Va. Tech leads Team USA to victory in International Soil Judging Contest
STIRLING, Scotland — Virginia Tech students and faculty of Team USA are international soil judging champions.
Nine countries participated in the fourth International Soil Judging Contest, sponsored by the International Union of Soil Science near Stirling, Scotland, on July 26-31.
The contest was made up of two soil pits for individuals, two pits for the group judging event, and an overall score. Team USA won first place in the overall score, followed by Australia, Spain, South Korea, and Italy. Other teams competing were Hungary, United Kingdom, Mexico, and Germany.
The U.S. team also won the group judging event, followed by Italy, Australia, Spain and Korea. In the individual competition, Clare Tallamy, a Virginia Tech senior from Leesburg, Va., won first, followed by Edwardo Vasquez-Garcia of Spain; Ben Atkins of Victoria, Va; Isaac Nollen of the University of Wisconsin-Platteville; and Woosek Jang of South Korea. Also competing on the U.S. team were Curtis Murphy of North Carolina State University, who placed sixth, and Kennadi Griffis of the University of Nebraska-Lincoln, who placed 12th.

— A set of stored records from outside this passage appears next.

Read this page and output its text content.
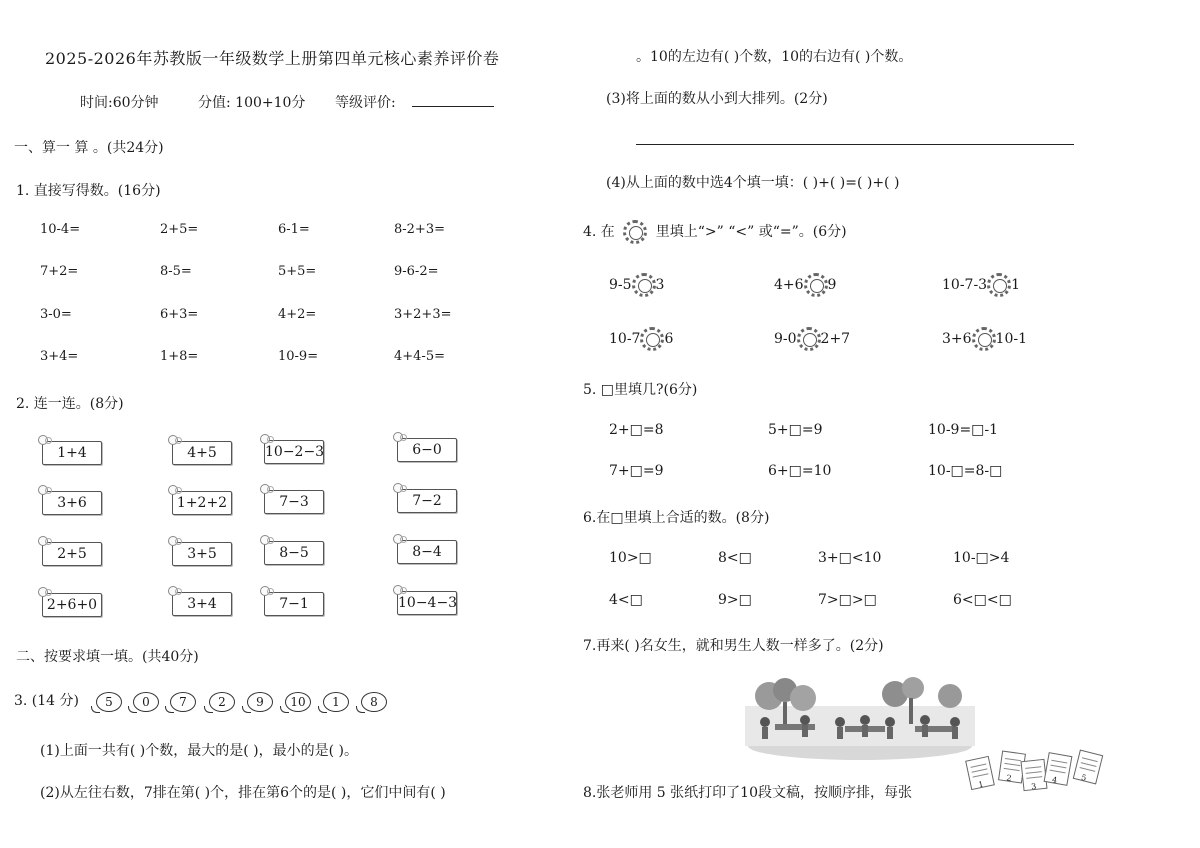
2025-2026年苏教版一年级数学上册第四单元核心素养评价卷
时间:60分钟	分值: 100+10分 等级评价:
一、算一 算 。(共24分)
1. 直接写得数。(16分)
10-4=	2+5=	6-1=	8-2+3=
7+2=	8-5=	5+5=	9-6-2=
3-0=	6+3=	4+2=	3+2+3=
3+4=	1+8=	10-9=	4+4-5=
2. 连一连。(8分)
1+4	4+5	10−2−3	6−0
3+6	1+2+2	7−3	7−2
2+5	3+5	8−5	8−4
2+6+0	3+4	7−1	10−4−3
二、按要求填一填。(共40分)
3. (14 分)	5	0	7	2	9	10	1	8
(1)上面一共有( )个数，最大的是( )，最小的是( )。
(2)从左往右数，7排在第( )个，排在第6个的是( )，它们中间有( )
。10的左边有( )个数，10的右边有( )个数。
(3)将上面的数从小到大排列。(2分)
(4)从上面的数中选4个填一填：( )+( )=( )+( )
4. 在	里填上“>” “<” 或“=”。(6分)
9-5 3	4+6 9	10-7-3 1
10-7 6	9-0 2+7	3+6 10-1
5. □里填几?(6分)
2+□=8	5+□=9	10-9=□-1
7+□=9	6+□=10	10-□=8-□
6.在□里填上合适的数。(8分)
10>□	8<□	3+□<10	10-□>4
4<□	9>□	7>□>□	6<□<□
7.再来( )名女生，就和男生人数一样多了。(2分)
1
2
3
4	5
8.张老师用 5 张纸打印了10段文稿，按顺序排，每张
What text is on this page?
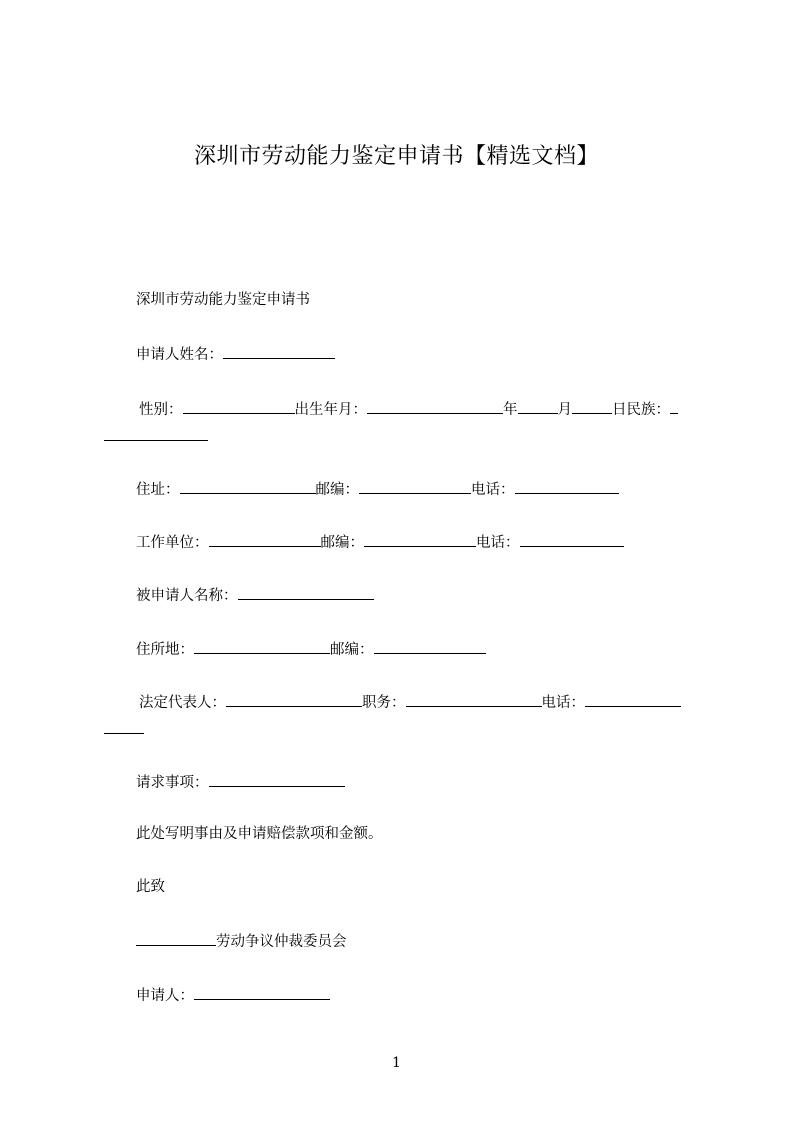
深圳市劳动能力鉴定申请书【精选文档】
深圳市劳动能力鉴定申请书
申请人姓名：
性别：	出生年月：	年	月	日民族：
住址：	邮编：	电话：
工作单位：	邮编：	电话：
被申请人名称：
住所地：	邮编：
法定代表人：	职务：	电话：
请求事项：
此处写明事由及申请赔偿款项和金额。
此致
劳动争议仲裁委员会
申请人：
1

“I could not have been prouder of the entire USA team. They practiced hard and learned quickly and worked well together as a team. Each one was our most valuable player,” said U.S. coach John Galbraith, also a professor in Virginia Tech’s School of Plant and Environmental Sciences.
The contest is designed to promote soil science by using a set of lectures and field trips to educate students and young professionals in field description, classification, and interpretation of soil profiles. A full day of practice was then followed by a full day of contest soils to reinforce the learning experience.
A wide variety of soils were shown by local experts to explain the local geology, soil variety, and soil genesis.
“The contest was an excellent opportunity for the students to meet other young soil scientists from around the world, to learn about the soils of south-central Scotland, and to travel internationally for the first time,” Galbraith said. “This event created new friendships and relationships that will last well into the future. Everyone who competed in this contest is a winner.”
The coaches of the top two overall teams were both from Virginia Tech. Jaclyn Fiola, a doctoral candidate studying vineyard soils, entered the contest as a co-coach of the U.S. team, but after arriving was asked to step in to coach the Australian team, who did not have a coach.
Tallamy came as an alternate for the USA team but was asked to compete as the fourth member of Team Australia.
“What Jaclyn accomplished was truly an amazing accomplishment. She responded to the challenge, literally introduced herself and Clare to the team, and coached team Australia to near championship level in three days of time,” Galbraith said.
“This contest and conference were experiences I am beyond grateful to have had,” Tallamy said. “While we did get to see amazing soils that we don’t have in our region of the U.S., I thought that the interactions we had with other young soil scientists were even more impactful. Getting to share ideas, languages, and conversations was a highlight of my time in Scotland.”
The international contest, held once every four years, was established to encourage the wider adoption of the discipline of soil judging around the world, to give motivated students an opportunity to assess soil in a different part of the world, to give students an opportunity to develop networks in the soil science community, and to demonstrate the career opportunities that soil science offers.
“Soil judging is the best preparation students can get for a career in soil science. The skills they learn and practice will be invaluable throughout their careers, as well as the connections with soil scientists from all over the world,” Fiola said.
The next contest will be in conjunction with the 23rd World Congress of Soil Science in Nanjing, China, in 2026.